Pensemos en Chile. Al llegar al poder con la promesa de enterrar el neoliberalismo y reavivar la solidaridad, el gobierno de Gabriel Boric propuso al Congreso un proyecto de ley que aumentaría los ingresos públicos -que se sitúan en el 22% del PIB- en otros 3,6 puntos, para financiar una red de seguridad más generosa. El Congreso dijo no.

En Colombia, el nuevo gobierno de izquierdas de Gustavo Petro consiguió que el Congreso aprobara un paquete fiscal, pero sólo para recaudar otro 1,3% del producto interior bruto. En México, el gobierno de Andrés Manuel López Obrador ni siquiera lo está intentando: Los ingresos fiscales son casi los más bajos de los grandes países latinoamericanos y el presupuesto es quizá el más ajustado del mundo.

Tal vez las convulsiones que sacuden América Latina puedan ayudar a sacar a la región de su frugalidad. Después de todo, desde Otto von Bismark, la construcción de la seguridad social en todo el mundo ha estado motivada en gran medida por el temor conservador a la agitación política.
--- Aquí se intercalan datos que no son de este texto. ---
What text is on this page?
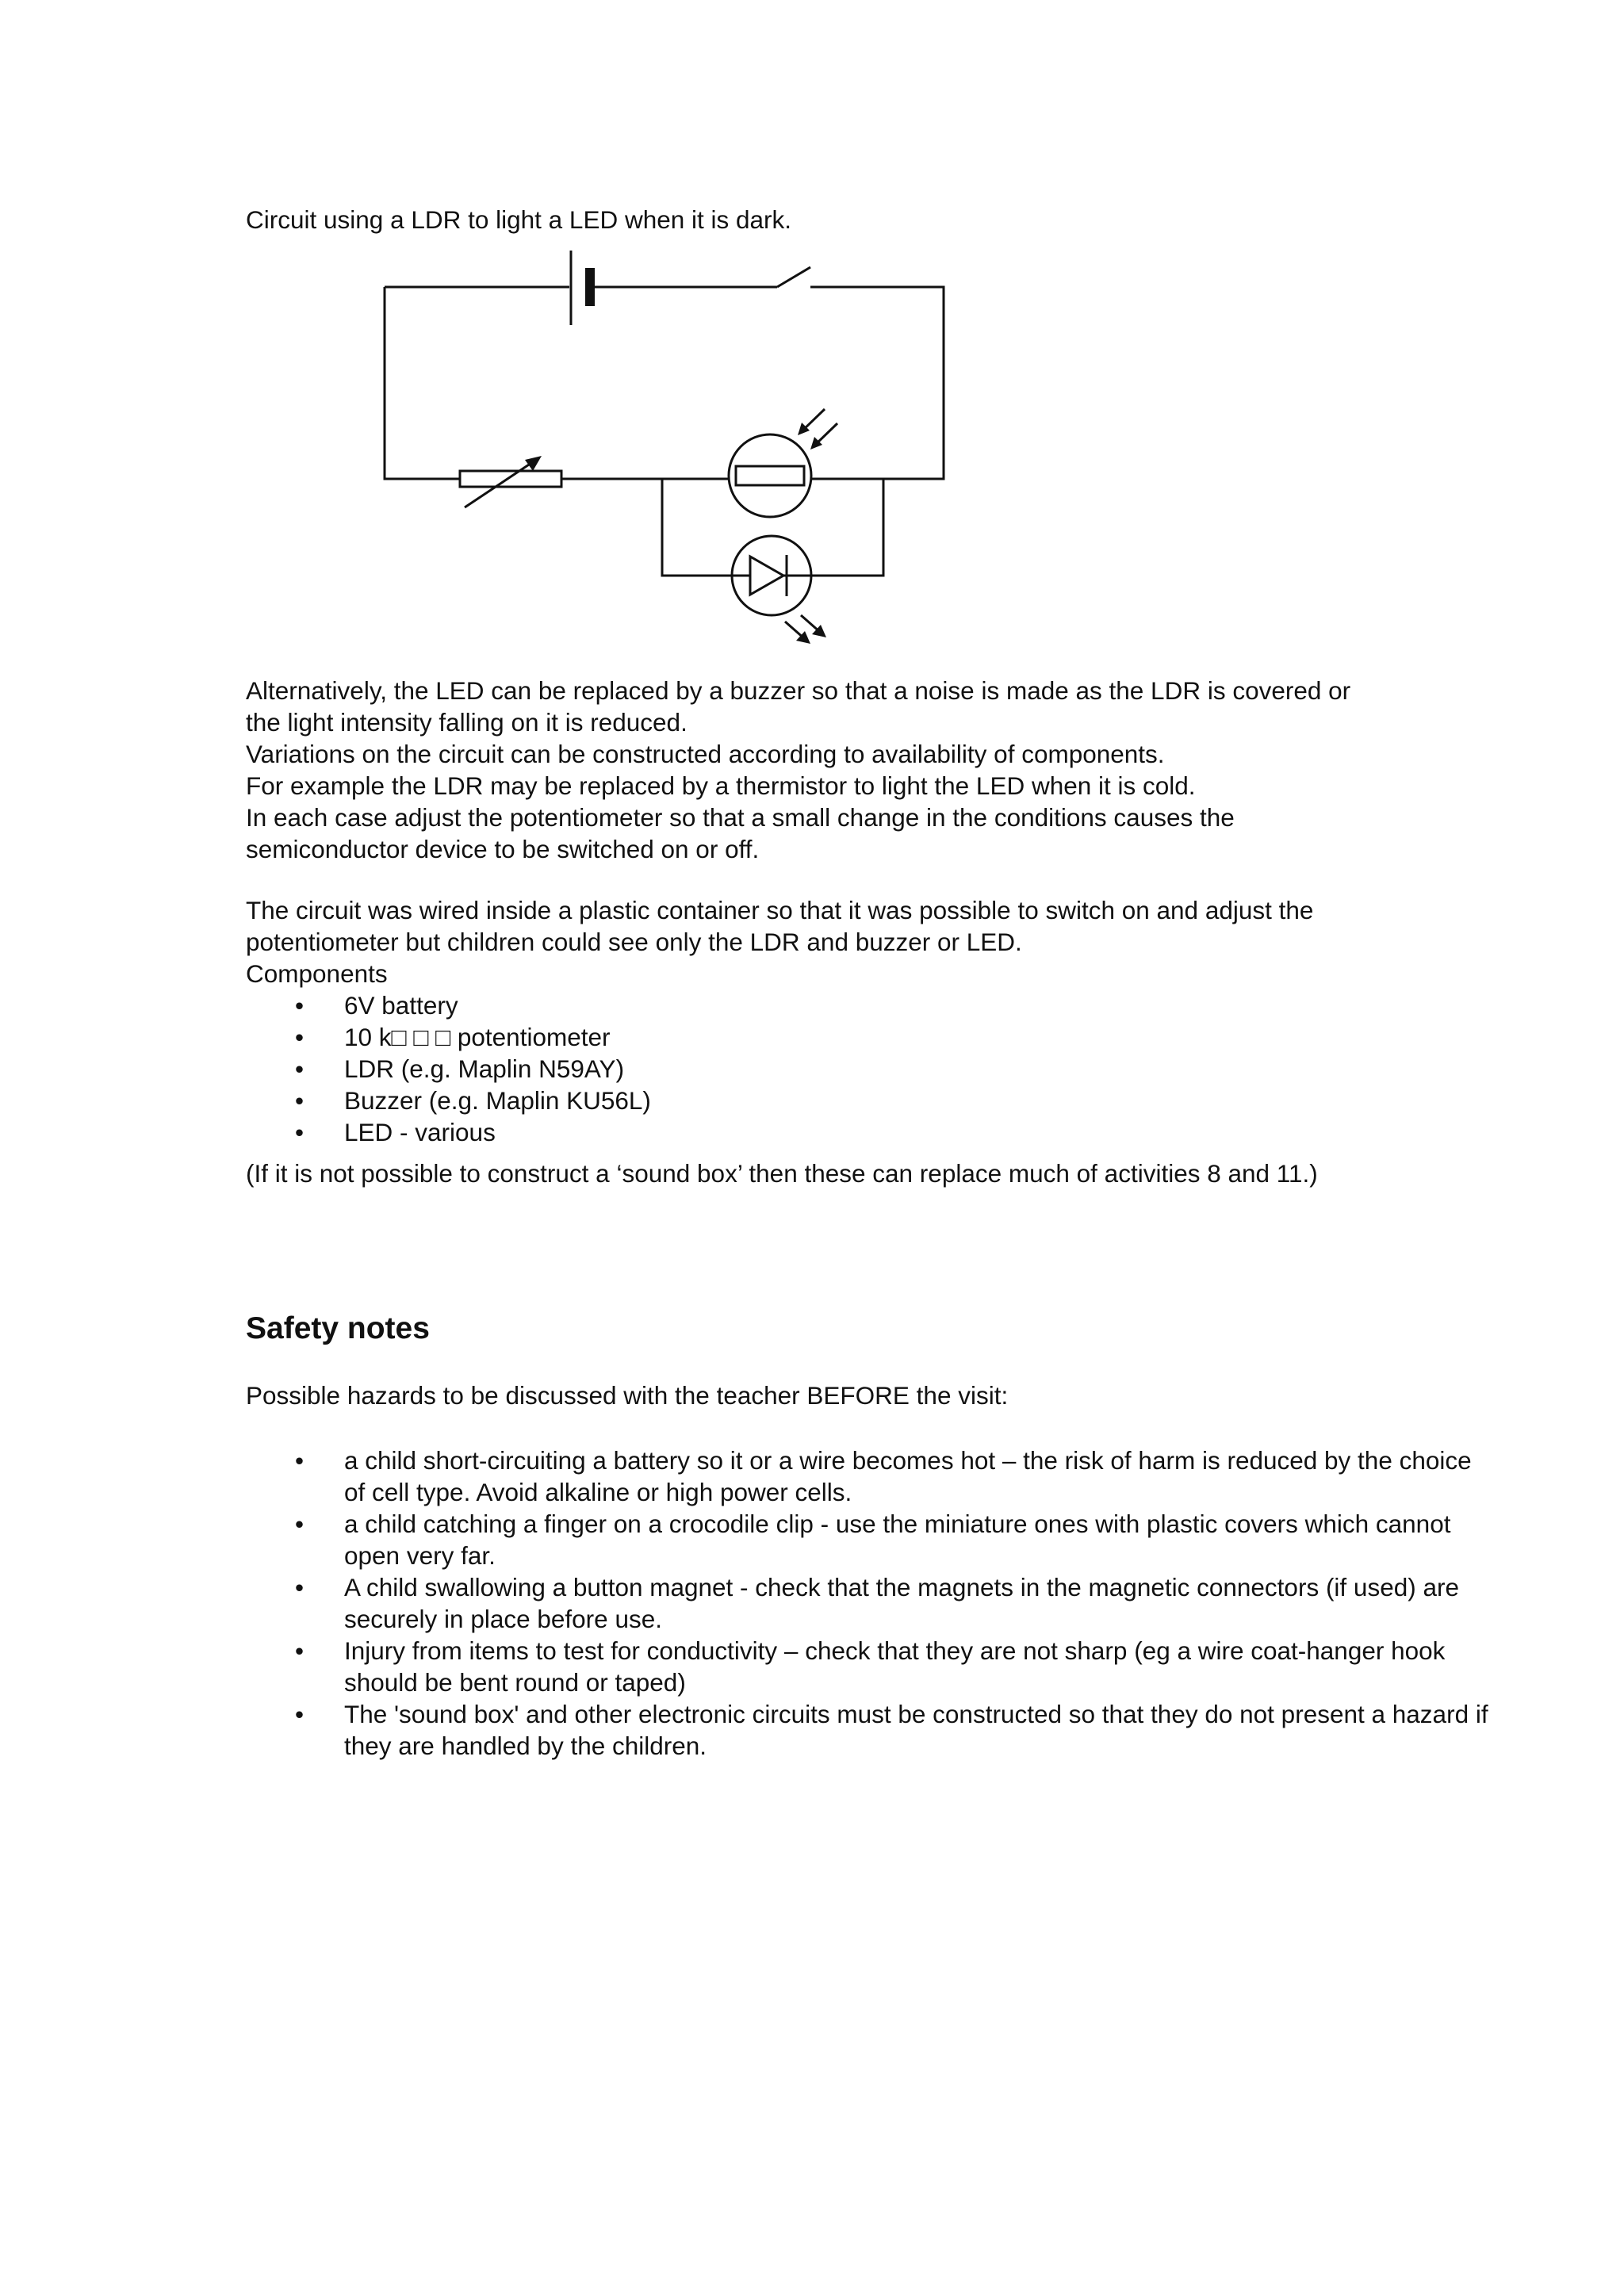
Circuit using a LDR to light a LED when it is dark.

Alternatively, the LED can be replaced by a buzzer so that a noise is made as the LDR is covered or
the light intensity falling on it is reduced.
Variations on the circuit can be constructed according to availability of components.
For example the LDR may be replaced by a thermistor to light the LED when it is cold.
In each case adjust the potentiometer so that a small change in the conditions causes the
semiconductor device to be switched on or off.
The circuit was wired inside a plastic container so that it was possible to switch on and adjust the
potentiometer but children could see only the LDR and buzzer or LED.

Components

• 6V battery
• 10 k□ □ □ potentiometer
• LDR (e.g. Maplin N59AY)
• Buzzer (e.g. Maplin KU56L)
• LED - various

(If it is not possible to construct a ‘sound box’ then these can replace much of activities 8 and 11.)

Safety notes

Possible hazards to be discussed with the teacher BEFORE the visit:

• a child short-circuiting a battery so it or a wire becomes hot – the risk of harm is reduced by the choice of cell type. Avoid alkaline or high power cells.
• a child catching a finger on a crocodile clip - use the miniature ones with plastic covers which cannot open very far.
• A child swallowing a button magnet - check that the magnets in the magnetic connectors (if used) are securely in place before use.
• Injury from items to test for conductivity – check that they are not sharp (eg a wire coat-hanger hook should be bent round or taped)
• The 'sound box' and other electronic circuits must be constructed so that they do not present a hazard if they are handled by the children.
Hoy, la principal amenaza para la democracia procede de la derecha populista. Pero el argumento se mantiene: Dé a los trabajadores asistencia sanitaria y puede que no exijan una revolución. Garantizar un pacto social estable puede ser algo por lo que las élites económicas estén dispuestas a pagar.

“La democracia latinoamericana está en deuda con las sociedades que la construyeron”, escriben Castañeda, Estrada y Ominami. Su supervivencia exige saldar esta deuda.